Die höchste Sektkellerei Europas

Im Bergdorf Mölten, auf 1200 m ü.M. wird seit gut 20 Jahren der Spitzenschaumwein Vivaldi von Marianne und Josef Reiterer produziert. Auf diesem sonnigen Hochplateau findet der Jungwein, der aus vier Kellereien im Tal stammt, den Weg zum zweiten Gärprozess, durchgeführt nach dem klassischen Champagnerverfahren. Jährlich werden ca. 70'000 Flaschen „Vivaldi“ weltweit abgesetzt. Guten Sekt gibt es aber auch bei der Sektkellerei Kössler in St. Pauls/Eppan (www.koessler.it).

 

Aus der Geschichte

Die südtiroler Weinkultur geht weit über das 6. Jahrhundert v. Chr. Zurück. Ausgrabungen in Leifers zeigten auf mehreren Parzellen parallel verlaufende Mauern. Es wurden aber auch Schöpfkellen und Broncegefässe gefunden. Später lernten die Römer den Wein aus dem Etschtal zu schätzen und liessen ihn über die „Via Claudia“ durch die Po-Ebene bis an den römischen Kaiserhof liefern. Der Wein wurde aber nicht etwa in Tonkrügen oder Lederschläuchen, sondern überraschenderweise in Holzfässern transportiert. Auch der römische Geschichtschreiber Strabo berichtet vom Weinbau im Etschtal.
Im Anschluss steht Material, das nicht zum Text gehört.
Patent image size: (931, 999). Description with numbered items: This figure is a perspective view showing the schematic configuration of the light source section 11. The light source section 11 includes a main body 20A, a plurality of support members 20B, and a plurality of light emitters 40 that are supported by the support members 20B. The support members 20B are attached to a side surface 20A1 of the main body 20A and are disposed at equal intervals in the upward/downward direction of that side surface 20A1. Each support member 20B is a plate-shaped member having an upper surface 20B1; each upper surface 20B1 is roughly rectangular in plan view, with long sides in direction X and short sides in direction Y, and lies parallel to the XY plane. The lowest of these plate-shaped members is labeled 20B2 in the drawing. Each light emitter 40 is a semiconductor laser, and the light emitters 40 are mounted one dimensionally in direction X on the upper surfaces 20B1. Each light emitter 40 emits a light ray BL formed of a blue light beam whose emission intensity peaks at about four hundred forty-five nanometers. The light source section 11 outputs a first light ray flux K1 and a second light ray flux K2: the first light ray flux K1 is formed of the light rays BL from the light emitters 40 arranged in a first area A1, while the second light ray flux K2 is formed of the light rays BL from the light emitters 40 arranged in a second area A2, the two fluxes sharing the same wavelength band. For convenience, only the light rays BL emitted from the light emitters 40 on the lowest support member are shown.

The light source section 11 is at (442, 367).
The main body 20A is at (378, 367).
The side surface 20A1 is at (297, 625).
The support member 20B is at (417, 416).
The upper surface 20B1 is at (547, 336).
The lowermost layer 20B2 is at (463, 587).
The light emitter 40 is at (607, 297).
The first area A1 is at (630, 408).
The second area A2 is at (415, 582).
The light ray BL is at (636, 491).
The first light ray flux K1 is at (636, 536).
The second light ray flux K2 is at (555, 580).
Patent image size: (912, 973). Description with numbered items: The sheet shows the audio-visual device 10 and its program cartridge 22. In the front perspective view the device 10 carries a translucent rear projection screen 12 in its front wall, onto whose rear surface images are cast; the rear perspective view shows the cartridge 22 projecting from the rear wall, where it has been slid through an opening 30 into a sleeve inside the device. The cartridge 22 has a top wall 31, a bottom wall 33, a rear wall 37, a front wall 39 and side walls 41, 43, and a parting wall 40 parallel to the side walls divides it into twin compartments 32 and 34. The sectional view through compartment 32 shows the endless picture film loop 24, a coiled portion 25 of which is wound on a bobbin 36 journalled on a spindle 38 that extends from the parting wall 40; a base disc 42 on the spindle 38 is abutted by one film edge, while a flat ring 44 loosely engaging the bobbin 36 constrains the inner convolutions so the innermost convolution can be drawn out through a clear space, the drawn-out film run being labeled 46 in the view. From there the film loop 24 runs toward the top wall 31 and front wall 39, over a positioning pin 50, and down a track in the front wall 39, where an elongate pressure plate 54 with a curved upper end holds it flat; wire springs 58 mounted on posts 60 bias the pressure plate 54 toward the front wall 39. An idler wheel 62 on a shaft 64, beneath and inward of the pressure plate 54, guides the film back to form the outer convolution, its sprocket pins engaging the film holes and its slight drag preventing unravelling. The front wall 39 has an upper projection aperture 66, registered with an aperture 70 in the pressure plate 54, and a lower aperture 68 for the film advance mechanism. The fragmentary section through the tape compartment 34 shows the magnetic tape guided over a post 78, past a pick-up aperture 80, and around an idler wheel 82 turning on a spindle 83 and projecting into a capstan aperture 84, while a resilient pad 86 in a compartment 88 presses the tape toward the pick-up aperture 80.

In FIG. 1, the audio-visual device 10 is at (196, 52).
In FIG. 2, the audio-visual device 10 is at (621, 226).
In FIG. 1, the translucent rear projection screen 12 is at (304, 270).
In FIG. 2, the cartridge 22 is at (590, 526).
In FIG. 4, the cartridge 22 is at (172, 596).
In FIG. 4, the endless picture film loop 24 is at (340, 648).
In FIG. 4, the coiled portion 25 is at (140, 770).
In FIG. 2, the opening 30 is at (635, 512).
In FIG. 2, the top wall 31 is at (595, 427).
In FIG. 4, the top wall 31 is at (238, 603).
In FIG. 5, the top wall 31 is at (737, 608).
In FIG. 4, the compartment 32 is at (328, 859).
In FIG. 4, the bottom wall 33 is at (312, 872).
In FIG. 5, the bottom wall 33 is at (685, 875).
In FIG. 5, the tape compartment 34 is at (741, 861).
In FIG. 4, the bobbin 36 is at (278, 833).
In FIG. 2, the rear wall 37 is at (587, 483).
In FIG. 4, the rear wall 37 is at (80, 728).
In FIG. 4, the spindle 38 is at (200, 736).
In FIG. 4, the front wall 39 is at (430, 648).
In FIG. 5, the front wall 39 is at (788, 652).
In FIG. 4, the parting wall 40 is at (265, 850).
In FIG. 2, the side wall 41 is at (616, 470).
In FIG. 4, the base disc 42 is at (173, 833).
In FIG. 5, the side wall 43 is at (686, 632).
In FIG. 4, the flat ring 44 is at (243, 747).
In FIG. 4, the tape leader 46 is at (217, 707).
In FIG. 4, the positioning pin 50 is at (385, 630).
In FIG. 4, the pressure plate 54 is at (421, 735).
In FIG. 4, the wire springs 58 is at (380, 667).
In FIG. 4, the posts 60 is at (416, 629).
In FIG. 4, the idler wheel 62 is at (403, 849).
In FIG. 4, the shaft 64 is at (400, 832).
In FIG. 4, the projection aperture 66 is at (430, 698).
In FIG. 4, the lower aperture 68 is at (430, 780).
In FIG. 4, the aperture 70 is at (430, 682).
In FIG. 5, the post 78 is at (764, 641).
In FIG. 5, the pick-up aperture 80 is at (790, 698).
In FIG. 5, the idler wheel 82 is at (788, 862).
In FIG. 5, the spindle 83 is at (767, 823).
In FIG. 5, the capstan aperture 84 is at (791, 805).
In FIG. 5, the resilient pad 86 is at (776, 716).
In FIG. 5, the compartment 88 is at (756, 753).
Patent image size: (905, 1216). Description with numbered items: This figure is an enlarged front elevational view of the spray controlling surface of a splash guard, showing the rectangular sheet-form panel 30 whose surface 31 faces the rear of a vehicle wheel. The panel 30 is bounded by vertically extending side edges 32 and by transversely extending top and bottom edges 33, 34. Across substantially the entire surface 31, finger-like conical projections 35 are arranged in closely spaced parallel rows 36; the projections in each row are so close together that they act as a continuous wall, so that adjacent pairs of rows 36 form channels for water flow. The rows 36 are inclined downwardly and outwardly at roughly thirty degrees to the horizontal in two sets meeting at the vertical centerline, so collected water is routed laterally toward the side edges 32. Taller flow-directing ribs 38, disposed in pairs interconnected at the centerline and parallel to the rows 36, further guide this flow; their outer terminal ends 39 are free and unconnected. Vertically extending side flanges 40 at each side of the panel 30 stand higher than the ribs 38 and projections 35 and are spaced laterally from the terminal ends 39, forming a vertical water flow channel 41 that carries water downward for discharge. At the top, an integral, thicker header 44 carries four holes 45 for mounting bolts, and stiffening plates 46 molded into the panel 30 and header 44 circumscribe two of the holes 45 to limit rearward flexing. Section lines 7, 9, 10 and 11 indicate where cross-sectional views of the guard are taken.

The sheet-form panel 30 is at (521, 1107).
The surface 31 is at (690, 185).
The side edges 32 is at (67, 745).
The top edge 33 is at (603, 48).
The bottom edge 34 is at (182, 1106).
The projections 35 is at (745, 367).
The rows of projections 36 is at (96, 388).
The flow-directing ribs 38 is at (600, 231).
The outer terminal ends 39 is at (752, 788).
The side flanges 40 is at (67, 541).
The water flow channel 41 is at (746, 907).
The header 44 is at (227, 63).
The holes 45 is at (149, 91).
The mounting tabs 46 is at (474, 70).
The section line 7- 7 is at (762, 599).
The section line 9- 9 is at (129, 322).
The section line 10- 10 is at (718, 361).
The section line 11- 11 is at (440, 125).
Über 600 Jahre  - ab dem 14. Jhd – gehörte Südtirol zu Österreich. Der Weinbau wurde in dieser Zeit sehr gefördert. Mit dem Anschluss Südtirols an Italien begann eine lange Krisenzeit. Die Marktentwicklung in den deutschsprachigen Nachbarländern wurde durch die faschistischen Behörden behindert und brach beinahe zusammen.

Ab ca. 1975 begann sich langsam in den Köpfen der Produzenten  ein neuer Denkprozess zu formieren, der die Produktion von Qualitätsweinen an erste Stelle setzte. Dank der umsichtigen Initiative dieser Wegbereiter befinden sich die Südtiroler Weine heute auf gutem Erfolgskurs.